The result came as no surprise: Vladimir Putin won yesterday’s Russian presidential election and will serve a fourth term. More importantly for the Kremlin leader, he obtained the comfortable result he was seeking, with 76.6% of the vote, up from 63.3% in the last election six years ago.
Yes, nearly two decades after emerging from obscurity to take over for Boris Yeltsin, the 65-year-old former KGB operative is set to lead Russia until 2024. At least. Though the Russian Constitution currently bars him from serving more than two consecutive terms, there’s little reason to believe that he wouldn’t either first return to the post of prime minister, as he had after his first two terms, or amend the Constitution.
After the results were reported Sunday, Putin laughed off at a reporter’s question on whether he would run again in the following election, in 2030. “What, do you think I will sit until I’m 100 years old?” he replied, before adding that he was “not planning any constitutional reforms for now.”
A generation after the fall of Communism, the very nature of the Russian state is a nagging question. Julian Hans writes in German daily Süddeutsche Zeitung, “why should the Russian president be denied what China’s People’s Congress has just granted Xi Jinping — to rule for life?”
This prospect comes as Moscow’s current relationship with Western countries grows tenser by the passing day, most recently in the face of diplomatic crisis between Britain and Russia over the poisoning of former Russian double agent Sergei Skripal and his daughter, in the English city of Salisbury.
Judging by how Andrei Kondrashov, Putin’s campaign spokesman, reacted after Sunday’s result, the ongoing spat of accusations actually benefited the Russian President. “We must say thanks to Great Britain,” the Financial Times quotes Kondrashov as saying at a victory party. “Whenever Russia is accused of something indiscriminately and without any evidence, the Russian people unite around the center of power. And the center of power is certainly Putin today.”
The reason is simple, write Anton Troianovski and Matthew Bodner in The Washington Post: “Escalation abroad helps Putin consolidate power at home.” And with the “competing interests of a ruling elite angling for influence in a post-Putin era that will someday arrive,” the two reporters warn that more tensions will come. “Putin will have an interest in intensifying the conflict with the West,” they write.
So what should the West do? For Süddeutsche Zeitung“s Hans, “there is little else the West can do but to protect itself,” he writes, noting that the West is already affected by propaganda, what looks like a new arms race, and the apparent brazen poisoning on Western soil. “The military and intelligence services must be ready for defense,” he concludes.

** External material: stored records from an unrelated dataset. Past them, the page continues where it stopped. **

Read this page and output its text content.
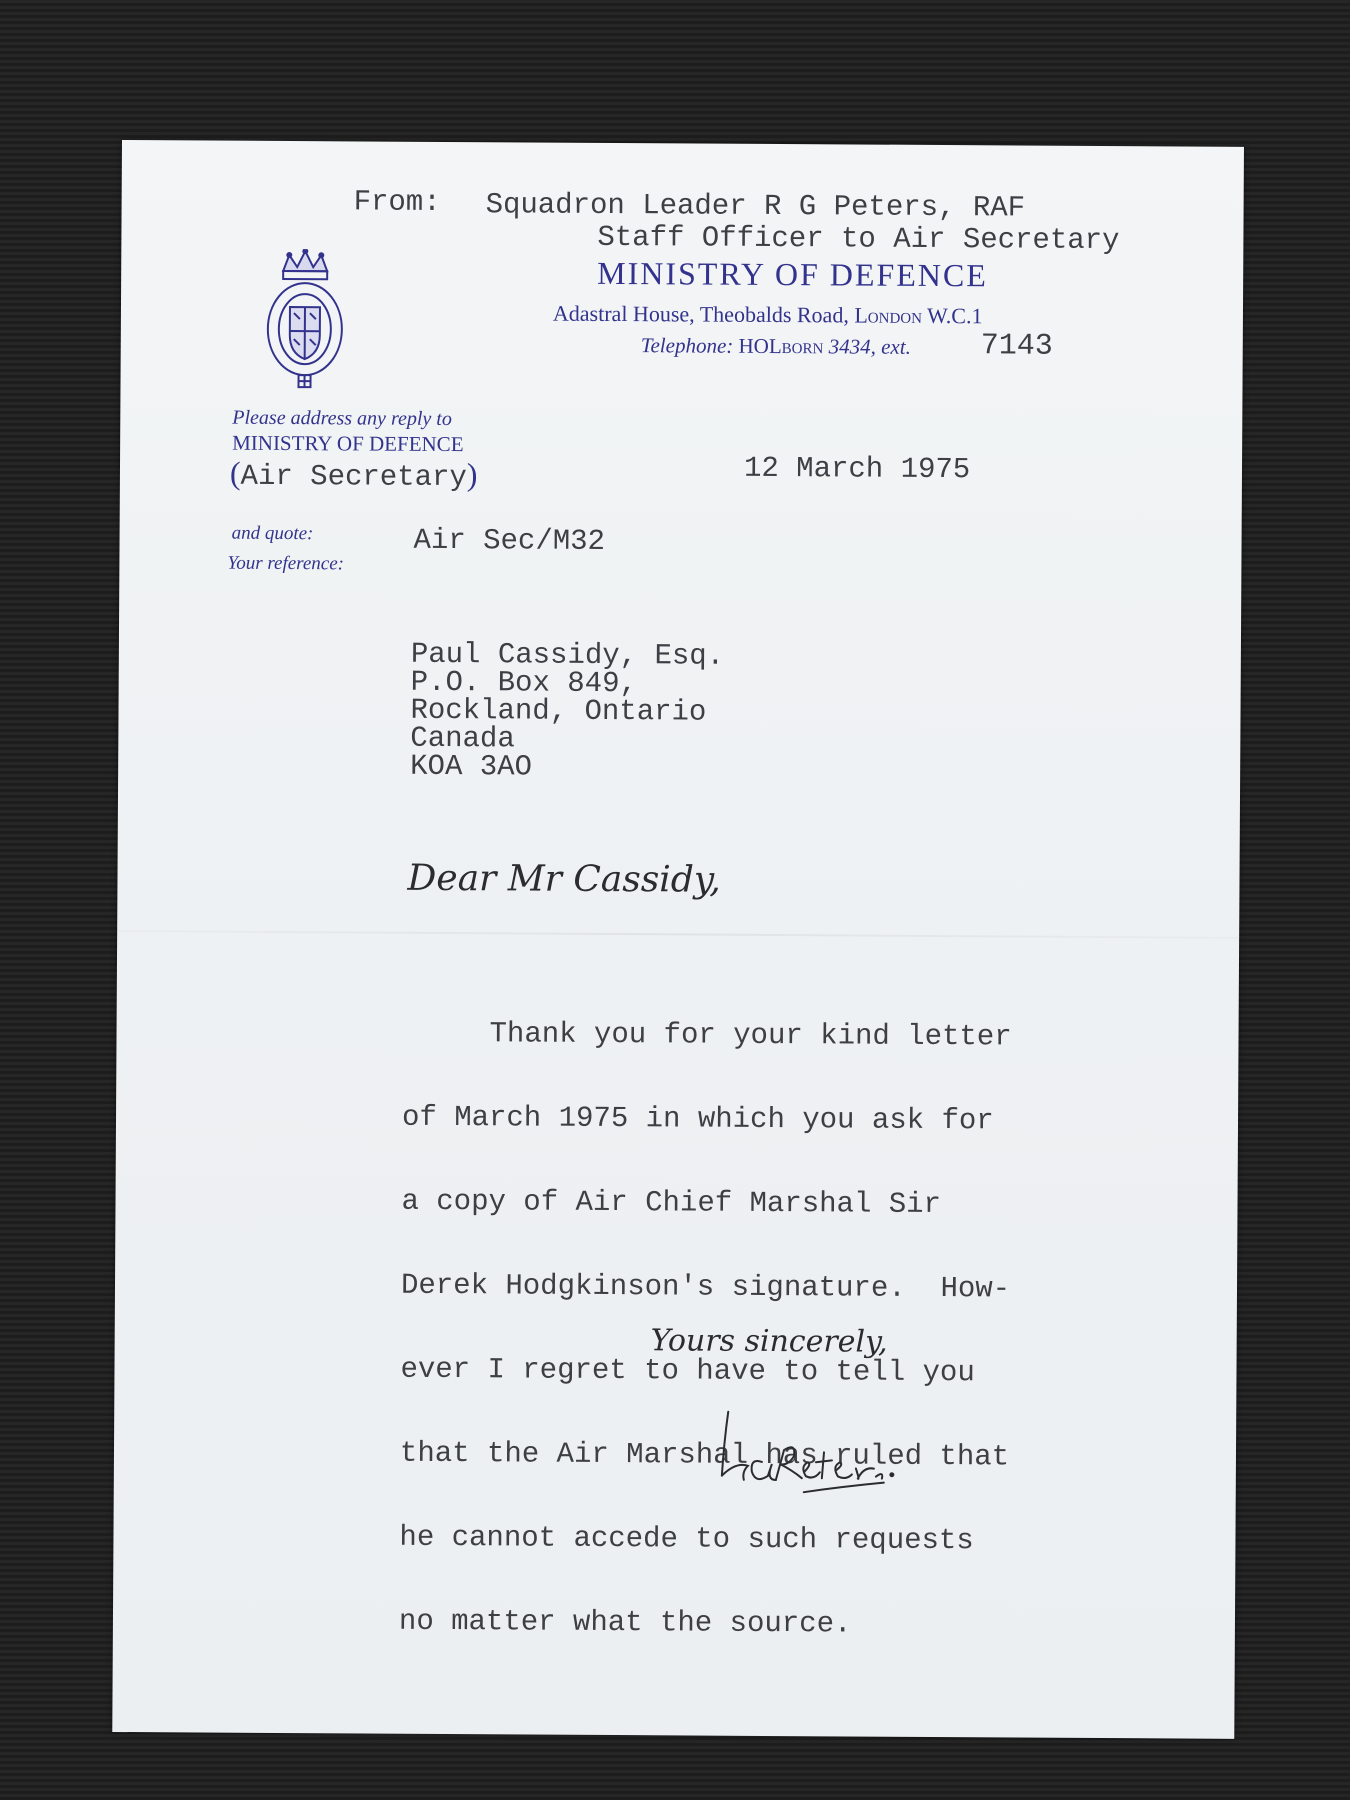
From: Squadron Leader R G Peters, RAF
Staff Officer to Air Secretary
MINISTRY OF DEFENCE
Adastral House, Theobalds Road, London W.C.1
Telephone: HOLborn 3434, ext. 7143
Please address any reply to
MINISTRY OF DEFENCE
(Air Secretary)	12 March 1975
and quote:
Your reference:
Air Sec/M32
Paul Cassidy, Esq.
P.O. Box 849,
Rockland, Ontario
Canada
KOA 3AO
Dear Mr Cassidy,

Thank you for your kind letter

of March 1975 in which you ask for

a copy of Air Chief Marshal Sir

Derek Hodgkinson's signature.  How-

ever I regret to have to tell you

that the Air Marshal has ruled that

he cannot accede to such requests

no matter what the source.

Yours sincerely,
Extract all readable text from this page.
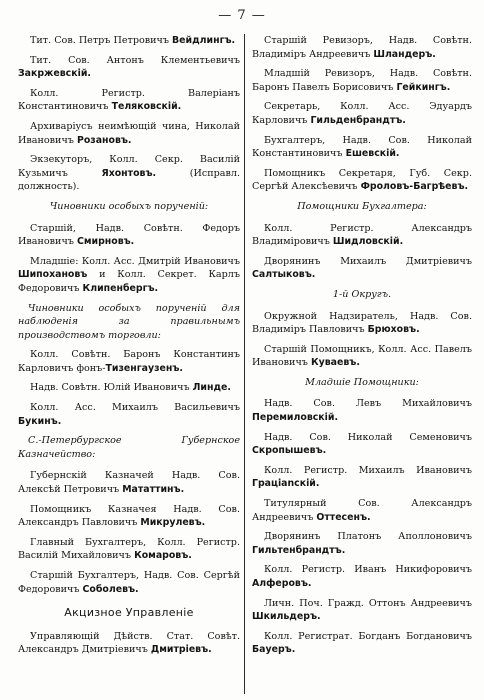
— 7 —

Тит. Сов. Петръ Петровичъ Вейдлингъ.

Тит. Сов. Антонъ Клементьевичъ Закржевскій.

Колл. Регистр. Валеріанъ Константиновичъ Теляковскій.

Архиваріусъ неимѣющій чина, Николай Ивановичъ Розановъ.

Экзекуторъ, Колл. Секр. Василій Кузьмичъ Яхонтовъ. (Исправл. должность).

Чиновники особыхъ порученій:

Старшій, Надв. Совѣтн. Федоръ Ивановичъ Смирновъ.

Младшіе: Колл. Асс. Дмитрій Ивановичъ Шипохановъ и Колл. Секрет. Карлъ Федоровичъ Клипенбергъ.

Чиновники особыхъ порученій для наблюденія за правильнымъ производствомъ торговли:

Колл. Совѣтн. Баронъ Константинъ Карловичъ фонъ-Тизенгаузенъ.

Надв. Совѣтн. Юлій Ивановичъ Линде.

Колл. Асс. Михаилъ Васильевичъ Букинъ.

С.-Петербургское Губернское Казначейство:

Губернскій Казначей Надв. Сов. Алексѣй Петровичъ Мататтинъ.

Помощникъ Казначея Надв. Сов. Александръ Павловичъ Микрулевъ.

Главный Бухгалтеръ, Колл. Регистр. Василій Михайловичъ Комаровъ.

Старшій Бухгалтеръ, Надв. Сов. Сергѣй Федоровичъ Соболевъ.

Акцизное Управленіе

Управляющій Дѣйств. Стат. Совѣт. Александръ Дмитріевичъ Дмитріевъ.

Старшій Ревизоръ, Надв. Совѣтн. Владиміръ Андреевичъ Шландеръ.

Младшій Ревизоръ, Надв. Совѣтн. Баронъ Павелъ Борисовичъ Гейкингъ.

Секретарь, Колл. Асс. Эдуардъ Карловичъ Гильденбрандтъ.

Бухгалтеръ, Надв. Сов. Николай Константиновичъ Ешевскій.

Помощникъ Секретаря, Губ. Секр. Сергѣй Алексѣевичъ Фроловъ-Багрѣевъ.

Помощники Бухгалтера:

Колл. Регистр. Александръ Владиміровичъ Шидловскій.

Дворянинъ Михаилъ Дмитріевичъ Салтыковъ.

1-й Округъ.

Окружной Надзиратель, Надв. Сов. Владиміръ Павловичъ Брюховъ.

Старшій Помощникъ, Колл. Асс. Павелъ Ивановичъ Куваевъ.

Младшіе Помощники:

Надв. Сов. Левъ Михайловичъ Перемиловскій.

Надв. Сов. Николай Семеновичъ Скропышевъ.

Колл. Регистр. Михаилъ Ивановичъ Грацianскій.

Титулярный Сов. Александръ Андреевичъ Оттесенъ.

Дворянинъ Платонъ Аполлоновичъ Гильтенбрандтъ.

Колл. Регистр. Иванъ Никифоровичъ Алферовъ.

Личн. Поч. Гражд. Оттонъ Андреевичъ Шкильдеръ.

Колл. Регистрат. Богданъ Богдановичъ Бауеръ.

Yet others, like University professor Laurence Daziano in French daily Le Figaro, suggest a radically different way to approach Mother Russia and its enigmatic leader. “After almost ten years of a distrust that has reached new heights with a new arms race, a dormant cyberwar and deadly upheavals in the Middle East and in Ukraine, it’s now time to think of a way out of this crisis,” she writes. Why not pursue a “peace diplomacy” centered on a series of compromises and agreements (on Ukraine, Syria, denuclearization, trade and energy) both sides could have an interest in following, Daziano suggests.
Forward or backward? War or peace? Hot or cold? The future of Russian relations with the West, especially in light of Putin’s latest victory, is a wide-open question.